Reading the list of past speakers is like looking at an American history book. Some speakers were famous
for their endeavors when they were invited, while some were just beginning to make their marks, and others were barely on the map.
“What’s really neat about the Assembly Series,” says Prietto, “is that the Assembly Series is a Who’s Who of American life.”
A Look Back
Social change is easily tracked in the Series. The civil rights movement and racism was, and is, a prevalent topic in the Series. Speeches stretched from a young Julian Bond’s passionate 1969 indictment of the country’s racial situation, Channing Phillips’ “Black Responsibility, Black Protest, Black Involvement” lecture that same year, and Olympian Jesse Owens’ 1957 “This Land of Opportunity” to Henry Hampton’s 1988 recollection of his filming “Eyes on the Prize,” and Louis Farrakhan’s 1983 and 1976 lectures.
The women’s movement has been a common theme as well. Feminist author Susan Faludi spoke in 1994 and again in 2000, and Sandra Day O’Connor in 1990, long after Eleanor Maccoby’s 1976 “Sex Differences” lecture, Ruth Bader Ginsburg’s 1979 speech, and Gloria Steinem’s 1986 speech.
In retrospect, some Assembly Series topics seem almost humorous for how much the world has changed since. A 1952 lecture on the use of carbon dating in archeology is an anachronism now that the technique is commonplace. In the 1960’s, speakers confronted the American space program with “Race to the Moon” and
“Role of Man in Space.”
But some things never change. Lectures on Israeli-Palestine are still as common as they were in preceding decades, and debates on religion continue.
Choosing a speaker
Barbara Rea, director of major events and special projects, including the Assembly Series, says the Series is “a good complement to the curriculum,” which is one of the goals for the lectures. Chosen speakers must also enhance campus life and be distinguished in their fields, says Rea.

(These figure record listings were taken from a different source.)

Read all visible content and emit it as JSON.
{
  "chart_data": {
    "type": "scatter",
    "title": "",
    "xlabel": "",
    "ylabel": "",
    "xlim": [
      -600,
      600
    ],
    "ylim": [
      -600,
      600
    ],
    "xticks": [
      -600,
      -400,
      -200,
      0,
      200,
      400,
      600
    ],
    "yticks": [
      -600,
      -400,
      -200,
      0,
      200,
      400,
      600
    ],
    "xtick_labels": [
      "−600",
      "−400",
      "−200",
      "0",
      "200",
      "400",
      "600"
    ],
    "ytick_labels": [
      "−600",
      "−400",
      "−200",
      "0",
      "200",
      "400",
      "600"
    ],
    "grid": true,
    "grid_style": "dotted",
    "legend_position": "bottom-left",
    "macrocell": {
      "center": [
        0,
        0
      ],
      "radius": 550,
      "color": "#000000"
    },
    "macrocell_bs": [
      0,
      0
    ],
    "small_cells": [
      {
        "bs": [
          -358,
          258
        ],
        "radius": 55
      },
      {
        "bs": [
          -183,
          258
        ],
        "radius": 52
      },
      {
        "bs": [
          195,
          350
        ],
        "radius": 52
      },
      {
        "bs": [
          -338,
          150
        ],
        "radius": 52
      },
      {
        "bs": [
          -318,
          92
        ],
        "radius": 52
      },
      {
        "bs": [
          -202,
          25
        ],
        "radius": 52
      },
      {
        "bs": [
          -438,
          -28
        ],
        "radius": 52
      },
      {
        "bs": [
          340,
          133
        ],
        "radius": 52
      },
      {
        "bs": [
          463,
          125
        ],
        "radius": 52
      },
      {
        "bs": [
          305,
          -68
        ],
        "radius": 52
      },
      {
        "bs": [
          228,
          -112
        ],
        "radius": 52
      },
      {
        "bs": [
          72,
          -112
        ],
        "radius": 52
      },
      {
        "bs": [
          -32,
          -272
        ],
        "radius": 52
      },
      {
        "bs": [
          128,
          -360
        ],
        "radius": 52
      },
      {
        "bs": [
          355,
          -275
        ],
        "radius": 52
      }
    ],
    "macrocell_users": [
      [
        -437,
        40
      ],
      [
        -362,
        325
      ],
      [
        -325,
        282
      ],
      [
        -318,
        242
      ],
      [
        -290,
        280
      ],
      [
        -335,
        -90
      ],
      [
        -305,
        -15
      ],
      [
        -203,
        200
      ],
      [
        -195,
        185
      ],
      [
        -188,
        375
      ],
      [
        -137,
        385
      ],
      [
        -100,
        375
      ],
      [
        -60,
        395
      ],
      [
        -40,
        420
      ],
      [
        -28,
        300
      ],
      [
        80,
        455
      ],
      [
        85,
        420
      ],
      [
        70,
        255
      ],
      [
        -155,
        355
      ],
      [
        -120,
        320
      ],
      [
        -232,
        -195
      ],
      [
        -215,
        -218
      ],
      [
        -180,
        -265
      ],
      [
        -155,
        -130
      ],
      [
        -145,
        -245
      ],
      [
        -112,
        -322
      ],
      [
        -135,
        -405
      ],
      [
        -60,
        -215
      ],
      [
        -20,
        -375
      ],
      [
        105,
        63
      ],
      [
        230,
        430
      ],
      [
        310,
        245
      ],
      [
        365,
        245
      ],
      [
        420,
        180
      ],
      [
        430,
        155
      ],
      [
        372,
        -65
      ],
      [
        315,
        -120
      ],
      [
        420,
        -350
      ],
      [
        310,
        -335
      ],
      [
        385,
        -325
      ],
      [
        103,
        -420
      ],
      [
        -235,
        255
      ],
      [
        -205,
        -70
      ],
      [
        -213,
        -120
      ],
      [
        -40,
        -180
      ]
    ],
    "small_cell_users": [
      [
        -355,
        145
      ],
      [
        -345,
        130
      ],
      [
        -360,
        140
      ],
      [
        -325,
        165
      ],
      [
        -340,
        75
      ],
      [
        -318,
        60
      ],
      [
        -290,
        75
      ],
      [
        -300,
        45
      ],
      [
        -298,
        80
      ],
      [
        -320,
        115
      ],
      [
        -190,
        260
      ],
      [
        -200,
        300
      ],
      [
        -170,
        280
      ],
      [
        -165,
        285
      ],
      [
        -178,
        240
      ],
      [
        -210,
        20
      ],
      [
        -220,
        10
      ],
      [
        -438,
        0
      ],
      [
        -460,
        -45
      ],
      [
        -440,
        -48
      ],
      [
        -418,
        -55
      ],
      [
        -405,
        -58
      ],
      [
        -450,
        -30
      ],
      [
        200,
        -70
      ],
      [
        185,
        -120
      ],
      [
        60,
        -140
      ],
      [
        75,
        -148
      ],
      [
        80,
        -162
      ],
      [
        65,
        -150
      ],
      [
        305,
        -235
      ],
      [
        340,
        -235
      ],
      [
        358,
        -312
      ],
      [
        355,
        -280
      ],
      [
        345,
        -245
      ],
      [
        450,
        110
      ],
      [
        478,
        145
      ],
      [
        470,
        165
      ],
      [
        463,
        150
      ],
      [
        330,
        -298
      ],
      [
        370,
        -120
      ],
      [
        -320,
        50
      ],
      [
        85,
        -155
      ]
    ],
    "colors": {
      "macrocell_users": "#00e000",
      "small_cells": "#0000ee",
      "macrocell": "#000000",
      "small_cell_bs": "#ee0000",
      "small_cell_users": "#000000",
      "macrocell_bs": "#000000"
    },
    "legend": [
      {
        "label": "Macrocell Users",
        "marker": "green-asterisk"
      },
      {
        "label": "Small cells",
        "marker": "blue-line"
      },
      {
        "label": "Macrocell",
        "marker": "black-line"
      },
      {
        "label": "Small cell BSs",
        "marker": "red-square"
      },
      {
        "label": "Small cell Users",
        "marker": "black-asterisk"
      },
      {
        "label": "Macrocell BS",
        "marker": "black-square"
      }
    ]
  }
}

Those involved with the Series have taken some heat over the years for their choices of speakers. Members of The Washington Witness were angered by the University’s invitation to Dr. Ruth Westheimer, a sex educator, in the fall of 2000.

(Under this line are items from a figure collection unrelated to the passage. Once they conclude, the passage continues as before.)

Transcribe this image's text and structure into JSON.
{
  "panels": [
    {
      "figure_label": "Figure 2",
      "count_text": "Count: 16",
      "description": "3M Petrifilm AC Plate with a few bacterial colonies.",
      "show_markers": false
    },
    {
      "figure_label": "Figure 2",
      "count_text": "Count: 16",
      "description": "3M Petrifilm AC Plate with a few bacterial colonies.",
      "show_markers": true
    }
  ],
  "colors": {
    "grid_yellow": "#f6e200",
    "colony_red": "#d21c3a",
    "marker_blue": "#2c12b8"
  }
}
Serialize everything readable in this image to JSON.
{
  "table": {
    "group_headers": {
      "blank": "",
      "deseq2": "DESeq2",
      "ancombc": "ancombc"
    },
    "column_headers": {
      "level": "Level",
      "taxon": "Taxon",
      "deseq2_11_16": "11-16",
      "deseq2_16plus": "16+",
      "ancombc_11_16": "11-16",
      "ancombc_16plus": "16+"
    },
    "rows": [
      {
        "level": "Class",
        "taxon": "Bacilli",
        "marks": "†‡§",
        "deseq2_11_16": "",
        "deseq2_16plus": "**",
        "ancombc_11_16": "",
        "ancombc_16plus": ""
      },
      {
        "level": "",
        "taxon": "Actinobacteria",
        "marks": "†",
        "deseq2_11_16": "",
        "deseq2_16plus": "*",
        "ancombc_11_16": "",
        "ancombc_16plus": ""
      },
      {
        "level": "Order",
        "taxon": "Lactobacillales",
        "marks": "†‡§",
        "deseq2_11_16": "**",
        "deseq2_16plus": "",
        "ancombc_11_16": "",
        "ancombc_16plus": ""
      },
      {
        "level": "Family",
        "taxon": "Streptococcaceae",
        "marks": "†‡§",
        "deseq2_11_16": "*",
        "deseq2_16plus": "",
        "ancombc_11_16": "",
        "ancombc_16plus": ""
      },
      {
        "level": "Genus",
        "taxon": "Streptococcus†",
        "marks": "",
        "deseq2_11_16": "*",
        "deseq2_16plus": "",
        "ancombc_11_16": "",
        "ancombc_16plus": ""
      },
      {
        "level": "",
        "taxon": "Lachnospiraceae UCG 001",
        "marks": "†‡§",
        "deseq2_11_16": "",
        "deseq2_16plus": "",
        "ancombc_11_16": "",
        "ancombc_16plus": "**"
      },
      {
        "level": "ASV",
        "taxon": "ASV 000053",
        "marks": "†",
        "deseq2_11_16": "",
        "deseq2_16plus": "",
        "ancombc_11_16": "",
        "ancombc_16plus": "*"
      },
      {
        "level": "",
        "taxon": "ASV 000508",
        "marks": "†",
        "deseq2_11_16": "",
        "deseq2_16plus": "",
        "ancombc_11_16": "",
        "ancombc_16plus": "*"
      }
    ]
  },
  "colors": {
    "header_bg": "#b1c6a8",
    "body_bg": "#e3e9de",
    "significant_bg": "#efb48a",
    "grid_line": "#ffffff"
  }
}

Rea defends the decision to invite Dr. Ruth, as with other controversial speakers, by stating that there was high demand for her lecture. Those on the 13-member Assembly Series committee felt that Dr. Ruth would enhance campus life by catering her speech to those interested students while also serving as an expert in her field, said Rea. Thus, she met the requirements for a Series speaker.
“The committee brought Dr. Ruth because there was just an overwhelming interest from the students, and the dean of students, and there was money coming from that area. They wanted her, so why wouldn’t we have her?” said Rea.